Book Synopsis Sweetness and Power by : Sidney W. Mintz
Download or read book Sweetness and Power written by Sidney W. Mintz and published by Penguin. This book was released on 1986-08-05 with total page 322 pages. Available in PDF, EPUB and Kindle. Book excerpt: A fascinating persuasive history of how sugar has shaped the world, from European colonies to our modern diets In this eye-opening study, Sidney Mintz shows how Europeans and Americans transformed sugar from a rare foreign luxury to a commonplace necessity of modern life, and how it changed the history of capitalism and industry. He discusses the production and consumption of sugar, and reveals how closely interwoven are sugar's origins as a "slave" crop grown in Europe's tropical colonies with is use first as an extravagant luxury for the aristocracy, then as a staple of the diet of the new industrial proletariat. Finally, he considers how sugar has altered work patterns, eating habits, and our diet in modern times. "Like sugar, Mintz is persuasive, and his detailed history is a real treat." -San Francisco Chronicle
Book Synopsis Emile, Or, On Education by : Jean-Jacques Rousseau
Download or read book Emile, Or, On Education written by Jean-Jacques Rousseau and published by UPNE. This book was released on 2010 with total page 809 pages. Available in PDF, EPUB and Kindle. Book excerpt: The acclaimed series The Collected Writings of Jean-Jacques Rousseau concludes with a volume centering on Emile (1762), which Rousseau called his “greatest and best book.” Here Rousseau enters into critical engagement with thinkers such as Locke and Plato, giving his most comprehensive account of the relation between happiness and citizenship, teachers and students, and men and women. In this volume Christopher Kelly presents Allan Bloom’s translation, newly edited and cross-referenced to match the series. The volume also contains the first-ever translation of the first draft of Emile, the “Favre Manuscript,” and a new translation of Emile and Sophie, or the Solitaries. The Collected Writings of Rousseau Roger D. Masters and Christopher Kelly, series editors 1. Rousseau, Judge of Jean-Jacques: Dialogues 2. Discourse on the Sciences and Arts (First Discourse) and Polemics 3. Discourse on the Origins of Inequality (Second Discourse) Polemics, and Political Economy 4. Social Contract, Discourse on the Virtue Most Necessary for a Hero, Political Fragments, and Geneva Manuscript 5. The Confessions and Correspondence, Including the Letters to Malesherbes 6. Julie, or the New Heloise: Letters of Two Lovers Who Live in a Small Town at the Foot of the Alps 7. Essay on the Origin of Languages and Writings Related to Music 8. The Reveries of the Solitary Walker, Botanical Writings, and Letter to Franquières 9. Letter to Beaumont, Letters Written from the Mountain 10. Letter to D’Alembert and Writings for the Theater 11. The Plan for Perpetual Peace, On the Government of Poland, and Other Writings on History and Politics 12. Autobiographical, Scientific, Religious, Moral, and Literary Writings 13. Emile or On Education (Includes Emile and Sophie; or The Solitaries)

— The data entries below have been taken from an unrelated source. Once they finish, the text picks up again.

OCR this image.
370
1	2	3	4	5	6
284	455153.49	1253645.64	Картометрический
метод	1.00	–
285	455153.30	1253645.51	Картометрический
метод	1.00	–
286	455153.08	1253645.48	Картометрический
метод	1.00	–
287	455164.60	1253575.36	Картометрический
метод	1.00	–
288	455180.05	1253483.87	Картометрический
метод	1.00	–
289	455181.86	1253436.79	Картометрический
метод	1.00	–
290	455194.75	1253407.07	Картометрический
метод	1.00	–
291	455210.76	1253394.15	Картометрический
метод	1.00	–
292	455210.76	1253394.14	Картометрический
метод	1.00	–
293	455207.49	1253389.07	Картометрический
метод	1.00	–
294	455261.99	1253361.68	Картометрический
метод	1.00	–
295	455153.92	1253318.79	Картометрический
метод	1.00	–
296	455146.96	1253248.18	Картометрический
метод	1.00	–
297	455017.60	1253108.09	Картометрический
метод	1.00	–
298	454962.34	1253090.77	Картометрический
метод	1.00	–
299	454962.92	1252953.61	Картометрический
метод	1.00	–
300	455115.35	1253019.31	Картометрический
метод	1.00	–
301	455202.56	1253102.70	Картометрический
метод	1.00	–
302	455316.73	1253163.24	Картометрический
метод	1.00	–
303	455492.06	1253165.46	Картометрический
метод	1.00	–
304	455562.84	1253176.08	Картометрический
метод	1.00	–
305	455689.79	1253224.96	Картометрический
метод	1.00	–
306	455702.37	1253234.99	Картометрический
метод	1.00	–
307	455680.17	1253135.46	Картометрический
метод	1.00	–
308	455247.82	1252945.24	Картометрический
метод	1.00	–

Book Synopsis Bernardin De St Pierre, 1737-1814 by : M. C. Cook
Download or read book Bernardin De St Pierre, 1737-1814 written by M. C. Cook and published by Routledge. This book was released on 2017-12-02 with total page 341 pages. Available in PDF, EPUB and Kindle. Book excerpt: "Bernardin de St Pierre (1737-1814) was a major figure of the late French Enlightenment. In this first full-length critical biography of the author in English, Malcolm Cook seeks to understand the importance of Bernardin's major works. Drawing heavily on unpublished manuscript material, he provides a fresh account of the writer's significance and status in a period of French history which, during Bernardin's lifetime, saw the transition from monarchy to republic and empire. The book is both a critical account of a major author and a source of new insights into the cultural revolution taking place around him."